KABUL, Afghanistan — One of the stranger and more ironic by-products of the Florida Quran-burning incident has been the destruction by fire of many Qurans — several dozen, according to local estimates — in the violence and rage sweeping Kandahar.
One foreign observer, a long-time resident of Kandahar, said he had never heard so much gunfire in the city over such a prolonged period.
In two days of carnage, mobs have torched schools, shops, Internet cafes, many of which carry a copy of the Quran as a matter of course.
“Some crazy guy in Florida burns one Quran and here in Kandahar we burn hundreds,” said one disturbed Kandahar resident. “This is not the Islamic way.”
More than 20 people have now died in protests that have followed the “trial” and “execution” of Islam’s Holy Book in a small and poorly publicized ceremony in Florida on March 20.

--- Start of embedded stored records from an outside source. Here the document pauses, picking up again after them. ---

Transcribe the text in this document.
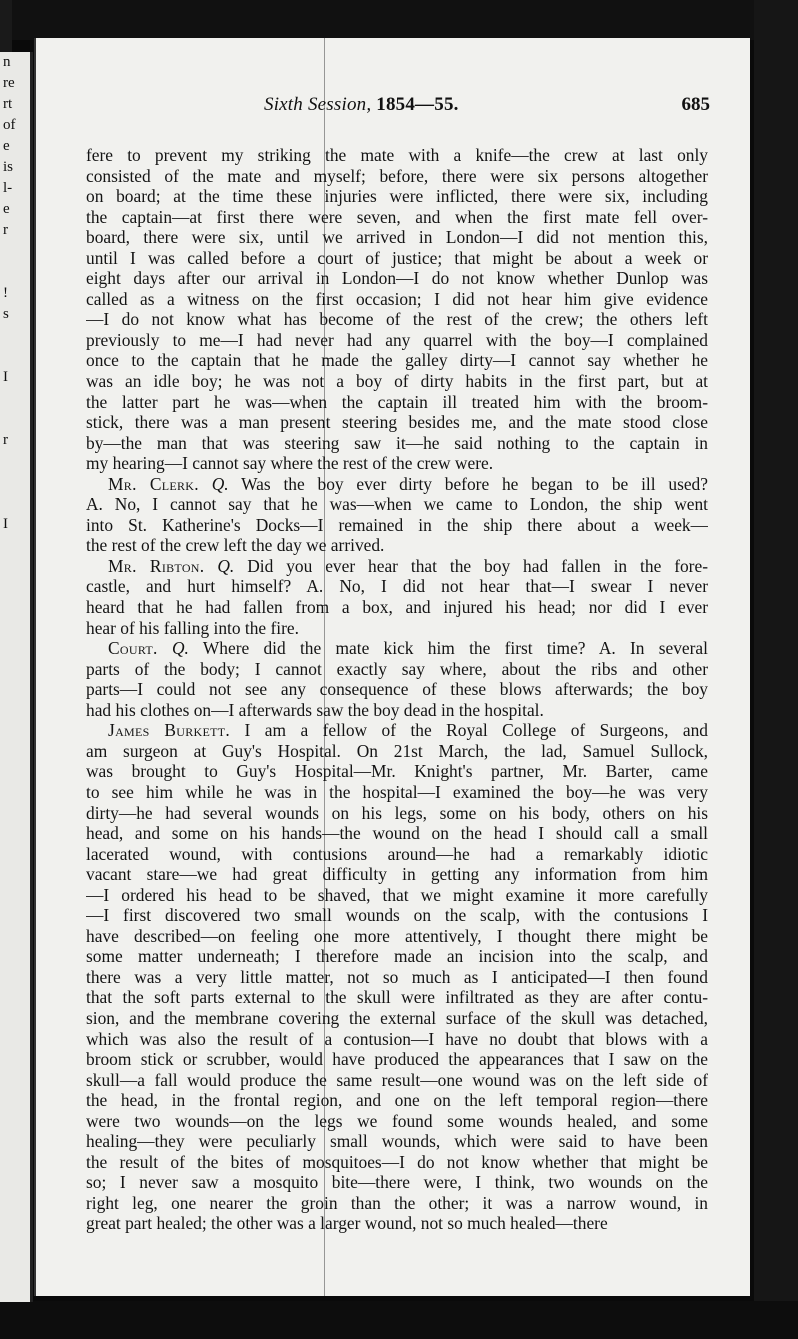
n
re
rt
of
e
is
l-
e
r

!
s

I

r

I
Sixth Session, 1854—55.	685
fere to prevent my striking the mate with a knife—the crew at last only
consisted of the mate and myself; before, there were six persons altogether
on board; at the time these injuries were inflicted, there were six, including
the captain—at first there were seven, and when the first mate fell over-
board, there were six, until we arrived in London—I did not mention this,
until I was called before a court of justice; that might be about a week or
eight days after our arrival in London—I do not know whether Dunlop was
called as a witness on the first occasion; I did not hear him give evidence
—I do not know what has become of the rest of the crew; the others left
previously to me—I had never had any quarrel with the boy—I complained
once to the captain that he made the galley dirty—I cannot say whether he
was an idle boy; he was not a boy of dirty habits in the first part, but at
the latter part he was—when the captain ill treated him with the broom-
stick, there was a man present steering besides me, and the mate stood close
by—the man that was steering saw it—he said nothing to the captain in
my hearing—I cannot say where the rest of the crew were.
Mr. Clerk. Q. Was the boy ever dirty before he began to be ill used?
A. No, I cannot say that he was—when we came to London, the ship went
into St. Katherine's Docks—I remained in the ship there about a week—
the rest of the crew left the day we arrived.
Mr. Ribton. Q. Did you ever hear that the boy had fallen in the fore-
castle, and hurt himself? A. No, I did not hear that—I swear I never
heard that he had fallen from a box, and injured his head; nor did I ever
hear of his falling into the fire.
Court. Q. Where did the mate kick him the first time? A. In several
parts of the body; I cannot exactly say where, about the ribs and other
parts—I could not see any consequence of these blows afterwards; the boy
had his clothes on—I afterwards saw the boy dead in the hospital.
James Burkett. I am a fellow of the Royal College of Surgeons, and
am surgeon at Guy's Hospital. On 21st March, the lad, Samuel Sullock,
was brought to Guy's Hospital—Mr. Knight's partner, Mr. Barter, came
to see him while he was in the hospital—I examined the boy—he was very
dirty—he had several wounds on his legs, some on his body, others on his
head, and some on his hands—the wound on the head I should call a small
lacerated wound, with contusions around—he had a remarkably idiotic
vacant stare—we had great difficulty in getting any information from him
—I ordered his head to be shaved, that we might examine it more carefully
—I first discovered two small wounds on the scalp, with the contusions I
have described—on feeling one more attentively, I thought there might be
some matter underneath; I therefore made an incision into the scalp, and
there was a very little matter, not so much as I anticipated—I then found
that the soft parts external to the skull were infiltrated as they are after contu-
sion, and the membrane covering the external surface of the skull was detached,
which was also the result of a contusion—I have no doubt that blows with a
broom stick or scrubber, would have produced the appearances that I saw on the
skull—a fall would produce the same result—one wound was on the left side of
the head, in the frontal region, and one on the left temporal region—there
were two wounds—on the legs we found some wounds healed, and some
healing—they were peculiarly small wounds, which were said to have been
the result of the bites of mosquitoes—I do not know whether that might be
so; I never saw a mosquito bite—there were, I think, two wounds on the
right leg, one nearer the groin than the other; it was a narrow wound, in
great part healed; the other was a larger wound, not so much healed—there
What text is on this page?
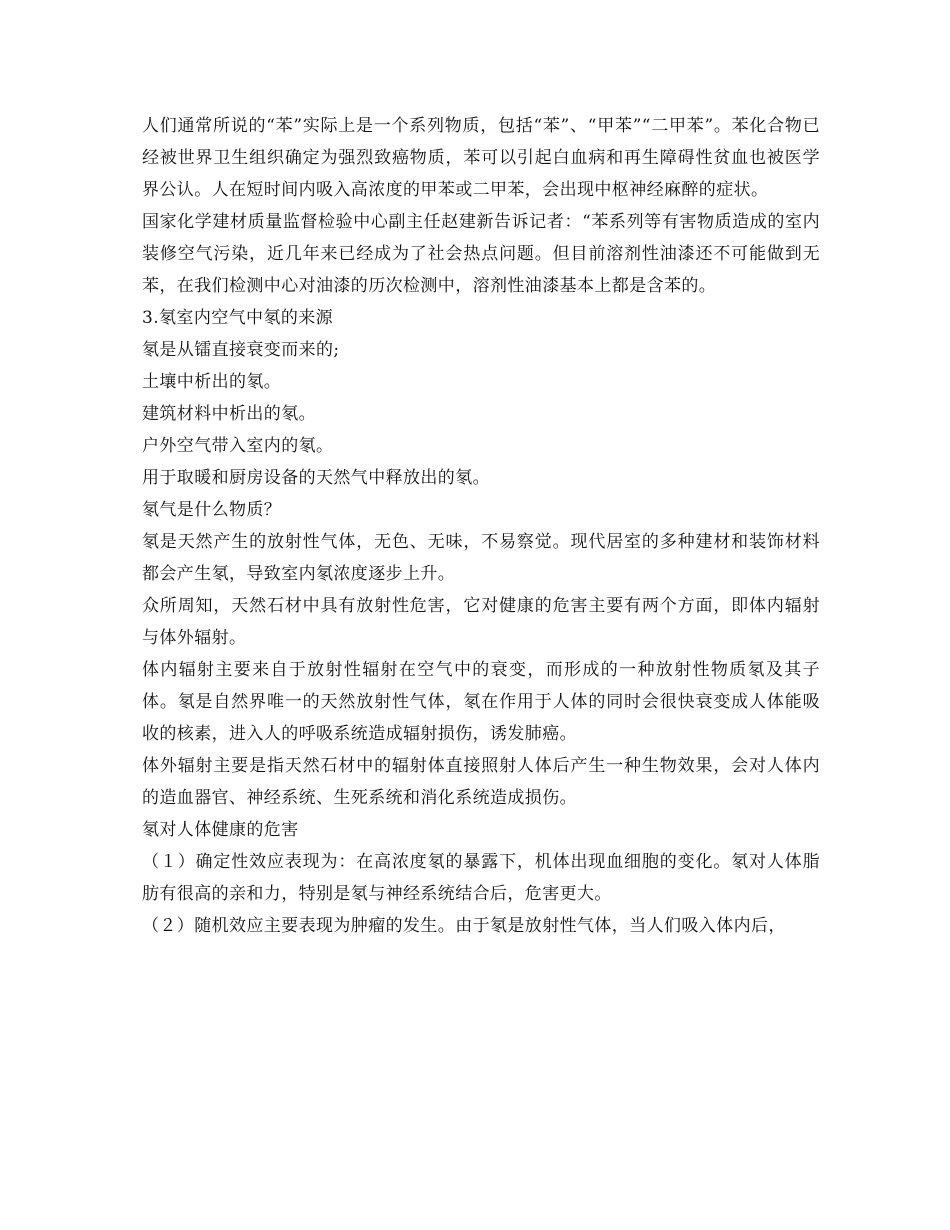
人们通常所说的“苯”实际上是一个系列物质，包括“苯”、“甲苯”“二甲苯”。苯化合物已经被世界卫生组织确定为强烈致癌物质，苯可以引起白血病和再生障碍性贫血也被医学界公认。人在短时间内吸入高浓度的甲苯或二甲苯，会出现中枢神经麻醉的症状。

国家化学建材质量监督检验中心副主任赵建新告诉记者：“苯系列等有害物质造成的室内装修空气污染，近几年来已经成为了社会热点问题。但目前溶剂性油漆还不可能做到无苯，在我们检测中心对油漆的历次检测中，溶剂性油漆基本上都是含苯的。

3.氡室内空气中氡的来源

氡是从镭直接衰变而来的;

土壤中析出的氡。

建筑材料中析出的氡。

户外空气带入室内的氡。

用于取暖和厨房设备的天然气中释放出的氡。

氡气是什么物质？

氡是天然产生的放射性气体，无色、无味，不易察觉。现代居室的多种建材和装饰材料都会产生氡，导致室内氡浓度逐步上升。

众所周知，天然石材中具有放射性危害，它对健康的危害主要有两个方面，即体内辐射与体外辐射。

体内辐射主要来自于放射性辐射在空气中的衰变，而形成的一种放射性物质氡及其子体。氡是自然界唯一的天然放射性气体，氡在作用于人体的同时会很快衰变成人体能吸收的核素，进入人的呼吸系统造成辐射损伤，诱发肺癌。

体外辐射主要是指天然石材中的辐射体直接照射人体后产生一种生物效果，会对人体内的造血器官、神经系统、生死系统和消化系统造成损伤。

氡对人体健康的危害

（１）确定性效应表现为：在高浓度氡的暴露下，机体出现血细胞的变化。氡对人体脂肪有很高的亲和力，特别是氡与神经系统结合后，危害更大。

（２）随机效应主要表现为肿瘤的发生。由于氡是放射性气体，当人们吸入体内后，
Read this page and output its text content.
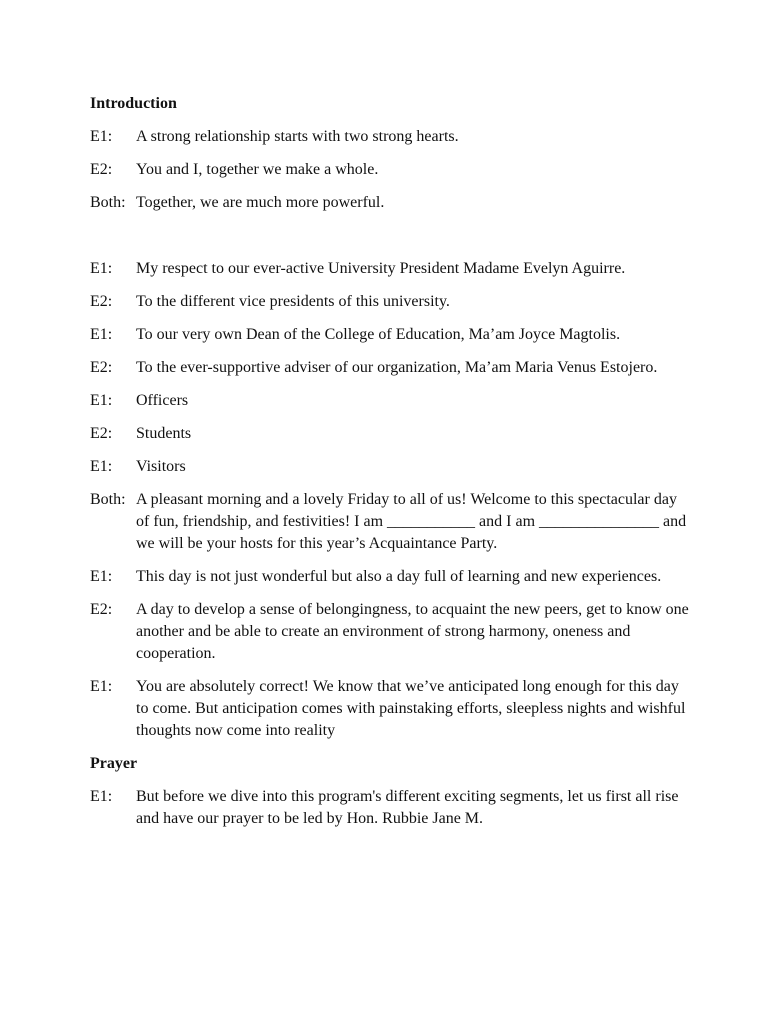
Introduction
E1:	A strong relationship starts with two strong hearts.
E2:	You and I, together we make a whole.
Both: Together, we are much more powerful.
E1:	My respect to our ever-active University President Madame Evelyn Aguirre.
E2:	To the different vice presidents of this university.
E1:	To our very own Dean of the College of Education, Ma’am Joyce Magtolis.
E2:	To the ever-supportive adviser of our organization, Ma’am Maria Venus Estojero.
E1:	Officers
E2:	Students
E1:	Visitors
Both: A pleasant morning and a lovely Friday to all of us! Welcome to this spectacular day of fun, friendship, and festivities! I am ___________ and I am _______________ and we will be your hosts for this year’s Acquaintance Party.
E1:	This day is not just wonderful but also a day full of learning and new experiences.
E2:	A day to develop a sense of belongingness, to acquaint the new peers, get to know one another and be able to create an environment of strong harmony, oneness and cooperation.
E1:	You are absolutely correct! We know that we’ve anticipated long enough for this day to come. But anticipation comes with painstaking efforts, sleepless nights and wishful thoughts now come into reality
Prayer
E1:	But before we dive into this program's different exciting segments, let us first all rise and have our prayer to be led by Hon. Rubbie Jane M.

Misguided religious fundamentalists are not unique to the United States, of course: the mullahs who whipped up the crowds in Mazar-e-Sharif last Friday are cast in the same mold. It is Afghanistan’s tragedy that circumstances allowed for the mindless riots that cost seven U.N. workers and five Afghans their lives. And it is Afghans, of course, who have paid the price in Kandahar and elsewhere.
“What sense does that make, killing ourselves to protest the act of some American?” grumbled one young Afghan.